Roma, Italy is one of the most interesting places I have ever visited, and that covers some ground!  Rome is, along with Athens and Jerusalem, one of the cultural centers of modern mankind.  When we are talking about seeing something old in Rome, it really is old.  The Coliseum, the Forum, the prison that might have housed Peter and Paul, the Circus Maximus, where so many Christians were killed merely for entertainment of the populace, the ancient cathedrals and basilicas, are tributes to the longevity of Rome as a center of government and culture.

I tried to think back to what it might have been like to walk the streets of Rome 2000 years ago, or  even further back.  My mind starts to go there, but soon gives up.  The people of that day had the same needs and desires, I suppose, of today’s Romanos. They ate and drank, they took care of children.  They repaired their houses and their shoes.  They shopped for the groceries and sat around and complained about the government, no doubt.

I am guessing that those ancient Romans wrestled with envy, lust, bitterness, grief, just as we do today.  Some of them had little recourse- few options.  Some of them had a special approach to life that gave them a wonderful resiliency and happiness, even in the midst of suffering.

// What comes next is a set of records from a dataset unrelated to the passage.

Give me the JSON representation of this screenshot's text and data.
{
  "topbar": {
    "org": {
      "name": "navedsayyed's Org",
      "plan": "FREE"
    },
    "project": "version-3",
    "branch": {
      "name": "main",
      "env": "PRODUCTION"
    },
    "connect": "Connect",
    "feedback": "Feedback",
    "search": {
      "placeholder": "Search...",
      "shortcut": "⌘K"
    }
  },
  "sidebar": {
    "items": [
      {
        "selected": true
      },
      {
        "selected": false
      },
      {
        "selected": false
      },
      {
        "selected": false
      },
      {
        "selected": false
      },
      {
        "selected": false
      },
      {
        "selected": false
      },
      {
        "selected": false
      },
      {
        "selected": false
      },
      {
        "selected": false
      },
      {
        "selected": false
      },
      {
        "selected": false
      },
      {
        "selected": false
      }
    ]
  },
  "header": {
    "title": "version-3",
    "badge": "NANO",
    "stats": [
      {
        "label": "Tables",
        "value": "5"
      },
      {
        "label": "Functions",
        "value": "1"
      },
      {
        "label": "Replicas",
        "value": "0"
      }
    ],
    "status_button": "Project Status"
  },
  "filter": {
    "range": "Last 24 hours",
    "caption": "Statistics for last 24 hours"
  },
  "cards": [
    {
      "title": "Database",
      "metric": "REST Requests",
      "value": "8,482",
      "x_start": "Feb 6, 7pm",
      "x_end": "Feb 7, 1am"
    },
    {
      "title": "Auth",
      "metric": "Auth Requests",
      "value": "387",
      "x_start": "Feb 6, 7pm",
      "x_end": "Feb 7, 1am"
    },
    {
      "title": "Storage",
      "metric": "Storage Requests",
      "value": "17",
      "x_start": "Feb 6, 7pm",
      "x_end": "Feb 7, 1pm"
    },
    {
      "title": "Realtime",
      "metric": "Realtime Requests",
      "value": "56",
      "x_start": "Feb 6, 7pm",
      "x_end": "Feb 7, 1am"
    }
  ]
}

You see, some of those ancient Romanos were… Christians!  Some of them had first perceived the need to be saved from their own fallen sinfulness, and had received the pardon from G^d through their reliance on the shed blood of the Christ.  They faced the persecution, the loss, the suffering with the hope that, though they had little reward in this world, one day they would see Jesus face to face, and there would be an eternity of fellowship and rejoicing.

As I walk the crowded streets of Rome, perhaps I retraced a few of the steps of the Apostles Peter and Paul.  Certainly I retraced the steps of some of those thousands of unknown Christians.  I might not be able to see, to feel, to smell, to taste the things they did, 2000 years back, but that’s okay. We still have a Great deal in common.

And one of these days, we will meet one another, and together we will see Jesus face to face, and there would be an eternity of fellowship and rejoicing.

Hmm, better than Rome, better than Rome by far!!